To escape McCarthyism and as inspired by a trip he took around Europe, Rubinstein moved to England in 1952 to pursue a PhD at London School of Economics, where his doctoral thesis was on The decline of the Liberal Party 1880-1900.[1] After graduating, Rubinstein joined the Labour Party, became a naturalised British citizen in 1964, and began teaching social history the University of Hull the following year. He also joined The Ramblers and was a campaigner for Palestinian rights and better transport.[2]
In 1956, Rubinstein married Shirley Livingstone, with whom he had three children. They later divorced, and Rubenstein remarried writer and researcher Ann Holt in 1974. Rubinstein and Holt later became members of the Religious Society of Friends.[2]
After leaving Hull in 1988, Rubinstein, a Francophile, taught at French universities in Tours, Angers, and Boulogne. Back in England, he worked in local government in Tower Hamlets and Maidstone as a council and Labour Party adviser.
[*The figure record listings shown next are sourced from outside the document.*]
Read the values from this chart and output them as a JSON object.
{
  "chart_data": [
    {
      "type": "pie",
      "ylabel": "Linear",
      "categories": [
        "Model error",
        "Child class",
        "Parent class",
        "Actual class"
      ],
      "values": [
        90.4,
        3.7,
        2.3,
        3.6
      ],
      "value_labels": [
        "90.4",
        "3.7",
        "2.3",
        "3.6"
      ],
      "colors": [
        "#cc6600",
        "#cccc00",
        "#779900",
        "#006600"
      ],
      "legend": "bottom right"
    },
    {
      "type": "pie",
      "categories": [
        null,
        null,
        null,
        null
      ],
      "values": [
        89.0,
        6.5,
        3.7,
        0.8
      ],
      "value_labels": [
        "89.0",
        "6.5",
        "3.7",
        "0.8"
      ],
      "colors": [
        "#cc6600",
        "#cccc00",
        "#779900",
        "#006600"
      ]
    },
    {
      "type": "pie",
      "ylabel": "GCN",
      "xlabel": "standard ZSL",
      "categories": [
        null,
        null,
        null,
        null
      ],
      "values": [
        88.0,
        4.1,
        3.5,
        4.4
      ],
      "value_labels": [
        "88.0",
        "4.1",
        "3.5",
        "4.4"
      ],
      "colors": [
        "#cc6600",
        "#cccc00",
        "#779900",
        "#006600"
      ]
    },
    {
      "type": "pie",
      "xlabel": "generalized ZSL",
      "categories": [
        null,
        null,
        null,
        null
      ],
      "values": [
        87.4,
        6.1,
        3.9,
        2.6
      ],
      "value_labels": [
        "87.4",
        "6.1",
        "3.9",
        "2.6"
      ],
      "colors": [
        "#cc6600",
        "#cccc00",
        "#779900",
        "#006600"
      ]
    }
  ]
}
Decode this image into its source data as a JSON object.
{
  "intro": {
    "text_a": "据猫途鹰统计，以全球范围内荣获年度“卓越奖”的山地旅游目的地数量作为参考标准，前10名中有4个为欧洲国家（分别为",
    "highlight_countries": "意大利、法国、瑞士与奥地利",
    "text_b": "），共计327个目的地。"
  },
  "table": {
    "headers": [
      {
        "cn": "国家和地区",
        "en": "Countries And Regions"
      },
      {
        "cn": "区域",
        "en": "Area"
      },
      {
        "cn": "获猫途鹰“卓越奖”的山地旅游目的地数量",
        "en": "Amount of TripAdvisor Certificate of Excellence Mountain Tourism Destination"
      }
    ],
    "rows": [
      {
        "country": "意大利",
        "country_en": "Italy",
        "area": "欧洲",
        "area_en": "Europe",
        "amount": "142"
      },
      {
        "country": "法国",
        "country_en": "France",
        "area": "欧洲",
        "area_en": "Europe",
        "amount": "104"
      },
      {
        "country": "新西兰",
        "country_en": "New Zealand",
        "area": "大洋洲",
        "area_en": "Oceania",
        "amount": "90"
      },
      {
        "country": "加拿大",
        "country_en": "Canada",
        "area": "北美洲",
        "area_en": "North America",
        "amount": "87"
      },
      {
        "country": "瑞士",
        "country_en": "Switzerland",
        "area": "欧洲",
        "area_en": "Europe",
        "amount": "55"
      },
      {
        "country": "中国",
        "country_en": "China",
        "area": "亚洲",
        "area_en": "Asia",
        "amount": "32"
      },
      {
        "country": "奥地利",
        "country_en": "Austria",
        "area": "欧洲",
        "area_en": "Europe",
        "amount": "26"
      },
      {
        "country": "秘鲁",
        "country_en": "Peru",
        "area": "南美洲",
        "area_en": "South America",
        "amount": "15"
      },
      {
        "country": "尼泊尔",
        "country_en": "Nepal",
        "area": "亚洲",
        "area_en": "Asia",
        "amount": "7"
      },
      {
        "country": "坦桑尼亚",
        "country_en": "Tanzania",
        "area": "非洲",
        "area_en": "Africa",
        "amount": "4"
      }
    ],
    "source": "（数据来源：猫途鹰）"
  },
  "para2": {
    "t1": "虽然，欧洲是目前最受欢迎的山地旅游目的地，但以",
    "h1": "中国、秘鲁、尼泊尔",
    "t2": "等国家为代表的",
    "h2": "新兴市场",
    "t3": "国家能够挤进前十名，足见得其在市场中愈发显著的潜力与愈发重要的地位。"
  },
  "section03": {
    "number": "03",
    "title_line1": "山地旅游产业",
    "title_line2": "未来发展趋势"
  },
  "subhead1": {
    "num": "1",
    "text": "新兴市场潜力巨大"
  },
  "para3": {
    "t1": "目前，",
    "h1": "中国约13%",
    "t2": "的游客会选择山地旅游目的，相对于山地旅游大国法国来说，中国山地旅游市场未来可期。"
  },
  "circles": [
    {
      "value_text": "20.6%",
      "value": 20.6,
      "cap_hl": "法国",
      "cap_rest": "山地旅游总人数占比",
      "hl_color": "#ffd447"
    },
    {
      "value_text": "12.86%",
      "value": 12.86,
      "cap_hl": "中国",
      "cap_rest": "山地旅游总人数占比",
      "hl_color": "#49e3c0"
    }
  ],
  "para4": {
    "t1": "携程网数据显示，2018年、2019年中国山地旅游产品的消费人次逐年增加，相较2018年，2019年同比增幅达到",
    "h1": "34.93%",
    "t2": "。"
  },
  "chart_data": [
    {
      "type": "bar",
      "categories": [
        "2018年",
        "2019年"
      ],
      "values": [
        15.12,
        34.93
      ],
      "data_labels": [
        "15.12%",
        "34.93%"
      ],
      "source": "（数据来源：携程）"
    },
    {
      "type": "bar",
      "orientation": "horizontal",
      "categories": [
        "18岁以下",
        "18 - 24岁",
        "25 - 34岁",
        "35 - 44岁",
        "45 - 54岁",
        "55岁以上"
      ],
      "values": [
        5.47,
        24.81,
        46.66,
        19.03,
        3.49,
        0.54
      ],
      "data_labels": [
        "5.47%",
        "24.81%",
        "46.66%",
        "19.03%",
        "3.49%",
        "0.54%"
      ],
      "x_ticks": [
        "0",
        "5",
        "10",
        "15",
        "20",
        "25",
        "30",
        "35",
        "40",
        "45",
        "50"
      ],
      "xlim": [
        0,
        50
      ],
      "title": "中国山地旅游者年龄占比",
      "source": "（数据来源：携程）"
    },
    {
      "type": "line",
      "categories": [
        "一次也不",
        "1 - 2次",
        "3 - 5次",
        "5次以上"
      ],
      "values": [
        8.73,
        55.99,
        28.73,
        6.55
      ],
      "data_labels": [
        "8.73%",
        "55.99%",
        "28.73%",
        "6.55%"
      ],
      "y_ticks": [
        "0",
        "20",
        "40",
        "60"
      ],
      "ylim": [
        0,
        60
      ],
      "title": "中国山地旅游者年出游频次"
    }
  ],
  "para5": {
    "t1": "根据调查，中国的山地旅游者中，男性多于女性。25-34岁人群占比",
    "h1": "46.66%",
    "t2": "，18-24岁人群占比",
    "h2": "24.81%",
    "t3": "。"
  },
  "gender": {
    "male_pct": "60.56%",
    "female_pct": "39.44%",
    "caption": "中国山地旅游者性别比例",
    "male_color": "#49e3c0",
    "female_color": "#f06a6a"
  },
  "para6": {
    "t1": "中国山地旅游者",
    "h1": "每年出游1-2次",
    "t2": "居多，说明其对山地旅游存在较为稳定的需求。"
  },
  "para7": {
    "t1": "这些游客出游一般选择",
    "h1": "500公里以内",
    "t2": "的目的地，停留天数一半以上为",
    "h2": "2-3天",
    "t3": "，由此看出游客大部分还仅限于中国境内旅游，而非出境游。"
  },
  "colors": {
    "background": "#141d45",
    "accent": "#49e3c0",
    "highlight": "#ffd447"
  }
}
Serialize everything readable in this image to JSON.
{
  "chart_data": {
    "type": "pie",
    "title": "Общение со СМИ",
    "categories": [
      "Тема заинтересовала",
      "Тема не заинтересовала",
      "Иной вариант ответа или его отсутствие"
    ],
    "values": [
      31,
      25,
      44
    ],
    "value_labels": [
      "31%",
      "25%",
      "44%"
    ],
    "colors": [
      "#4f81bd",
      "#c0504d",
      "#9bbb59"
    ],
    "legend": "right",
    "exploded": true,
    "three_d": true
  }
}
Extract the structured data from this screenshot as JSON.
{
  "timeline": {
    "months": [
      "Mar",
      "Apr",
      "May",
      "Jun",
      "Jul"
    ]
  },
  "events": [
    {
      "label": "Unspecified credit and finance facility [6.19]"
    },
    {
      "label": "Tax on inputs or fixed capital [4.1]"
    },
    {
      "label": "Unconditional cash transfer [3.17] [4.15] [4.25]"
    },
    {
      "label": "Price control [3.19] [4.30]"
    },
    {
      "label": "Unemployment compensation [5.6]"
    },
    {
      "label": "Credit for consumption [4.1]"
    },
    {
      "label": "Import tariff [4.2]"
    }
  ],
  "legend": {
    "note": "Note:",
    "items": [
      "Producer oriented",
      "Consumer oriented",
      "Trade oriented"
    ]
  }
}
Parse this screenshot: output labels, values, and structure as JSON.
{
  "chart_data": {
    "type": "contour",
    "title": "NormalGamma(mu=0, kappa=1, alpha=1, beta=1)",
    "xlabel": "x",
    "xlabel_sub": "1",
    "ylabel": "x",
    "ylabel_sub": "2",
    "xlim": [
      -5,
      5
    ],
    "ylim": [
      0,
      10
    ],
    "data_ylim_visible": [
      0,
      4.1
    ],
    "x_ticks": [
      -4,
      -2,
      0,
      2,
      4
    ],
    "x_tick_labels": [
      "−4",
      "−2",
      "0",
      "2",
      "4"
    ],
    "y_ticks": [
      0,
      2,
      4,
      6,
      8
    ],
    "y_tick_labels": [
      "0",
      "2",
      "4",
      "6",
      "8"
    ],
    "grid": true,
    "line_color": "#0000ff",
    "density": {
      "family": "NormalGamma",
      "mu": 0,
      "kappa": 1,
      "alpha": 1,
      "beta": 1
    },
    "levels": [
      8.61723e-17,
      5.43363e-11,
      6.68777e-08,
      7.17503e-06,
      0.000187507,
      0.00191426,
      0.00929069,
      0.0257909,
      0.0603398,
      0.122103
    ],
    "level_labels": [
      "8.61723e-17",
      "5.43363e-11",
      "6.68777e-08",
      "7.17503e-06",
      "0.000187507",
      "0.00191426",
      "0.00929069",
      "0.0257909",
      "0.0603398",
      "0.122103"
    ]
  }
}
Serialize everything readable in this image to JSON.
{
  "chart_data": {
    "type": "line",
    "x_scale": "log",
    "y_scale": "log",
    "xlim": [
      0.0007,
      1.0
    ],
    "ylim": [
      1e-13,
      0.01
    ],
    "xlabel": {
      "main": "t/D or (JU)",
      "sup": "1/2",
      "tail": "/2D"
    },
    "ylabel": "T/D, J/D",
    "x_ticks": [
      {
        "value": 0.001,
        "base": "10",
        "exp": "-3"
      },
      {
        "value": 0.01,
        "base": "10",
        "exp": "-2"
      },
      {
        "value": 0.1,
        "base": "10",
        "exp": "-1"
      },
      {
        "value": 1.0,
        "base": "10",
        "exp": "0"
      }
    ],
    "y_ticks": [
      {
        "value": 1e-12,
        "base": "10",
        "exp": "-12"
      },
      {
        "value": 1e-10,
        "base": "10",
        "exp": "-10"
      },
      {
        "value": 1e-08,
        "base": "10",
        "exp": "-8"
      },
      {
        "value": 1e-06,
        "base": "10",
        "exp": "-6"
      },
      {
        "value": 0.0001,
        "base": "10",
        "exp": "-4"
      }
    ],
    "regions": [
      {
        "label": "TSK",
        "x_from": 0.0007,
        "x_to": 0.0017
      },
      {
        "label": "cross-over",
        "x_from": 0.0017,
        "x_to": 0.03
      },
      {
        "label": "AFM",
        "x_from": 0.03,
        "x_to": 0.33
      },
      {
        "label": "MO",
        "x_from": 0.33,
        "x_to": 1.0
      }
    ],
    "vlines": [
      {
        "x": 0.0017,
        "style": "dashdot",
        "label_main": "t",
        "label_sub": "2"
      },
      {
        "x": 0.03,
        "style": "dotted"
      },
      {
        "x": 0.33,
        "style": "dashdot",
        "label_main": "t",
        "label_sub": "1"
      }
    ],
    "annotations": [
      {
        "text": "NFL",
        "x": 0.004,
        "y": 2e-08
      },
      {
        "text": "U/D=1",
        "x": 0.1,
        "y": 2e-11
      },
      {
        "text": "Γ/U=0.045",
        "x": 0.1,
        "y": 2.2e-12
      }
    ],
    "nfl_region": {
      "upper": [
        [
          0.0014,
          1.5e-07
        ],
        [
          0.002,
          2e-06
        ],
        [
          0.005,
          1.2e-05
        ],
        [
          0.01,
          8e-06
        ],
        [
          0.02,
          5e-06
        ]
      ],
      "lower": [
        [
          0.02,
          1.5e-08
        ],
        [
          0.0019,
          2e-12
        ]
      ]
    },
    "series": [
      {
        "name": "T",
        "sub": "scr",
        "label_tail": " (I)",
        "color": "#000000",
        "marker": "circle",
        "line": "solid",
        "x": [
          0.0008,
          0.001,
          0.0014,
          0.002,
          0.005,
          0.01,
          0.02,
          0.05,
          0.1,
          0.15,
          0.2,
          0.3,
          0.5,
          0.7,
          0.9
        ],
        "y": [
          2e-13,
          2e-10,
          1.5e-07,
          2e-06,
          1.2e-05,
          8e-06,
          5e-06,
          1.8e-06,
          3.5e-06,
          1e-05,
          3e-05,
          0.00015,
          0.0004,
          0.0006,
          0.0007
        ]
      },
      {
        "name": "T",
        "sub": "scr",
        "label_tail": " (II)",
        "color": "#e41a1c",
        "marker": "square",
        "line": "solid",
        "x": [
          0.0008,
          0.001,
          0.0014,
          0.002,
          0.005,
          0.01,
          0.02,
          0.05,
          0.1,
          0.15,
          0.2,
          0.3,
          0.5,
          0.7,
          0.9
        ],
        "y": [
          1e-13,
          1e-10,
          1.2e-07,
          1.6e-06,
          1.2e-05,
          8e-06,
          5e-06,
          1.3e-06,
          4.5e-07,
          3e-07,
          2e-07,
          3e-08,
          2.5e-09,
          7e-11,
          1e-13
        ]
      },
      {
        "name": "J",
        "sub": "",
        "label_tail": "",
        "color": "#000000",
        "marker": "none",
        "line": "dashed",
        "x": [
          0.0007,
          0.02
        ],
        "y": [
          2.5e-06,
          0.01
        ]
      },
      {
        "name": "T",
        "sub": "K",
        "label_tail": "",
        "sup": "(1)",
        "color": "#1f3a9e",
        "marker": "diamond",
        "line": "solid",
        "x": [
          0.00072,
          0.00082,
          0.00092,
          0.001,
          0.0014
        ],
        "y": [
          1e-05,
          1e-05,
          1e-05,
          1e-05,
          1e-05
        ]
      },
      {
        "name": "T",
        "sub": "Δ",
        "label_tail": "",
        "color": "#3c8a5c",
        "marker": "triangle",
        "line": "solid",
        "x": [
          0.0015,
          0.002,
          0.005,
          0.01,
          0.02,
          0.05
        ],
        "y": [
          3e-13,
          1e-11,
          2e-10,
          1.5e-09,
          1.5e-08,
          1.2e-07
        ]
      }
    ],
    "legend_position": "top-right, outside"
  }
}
Rubenstein and Holt retired to York in 1997, where he was an honorary fellow of the University of York.[3] He continued to write about Quakers, York, and the history of the Labour Party. He traveled frequently and refused to own a car, relying solely on public transport and protesting rural service cuts.[2]
He specialized in the 19th and 20th centuries and wrote approximately 20 books.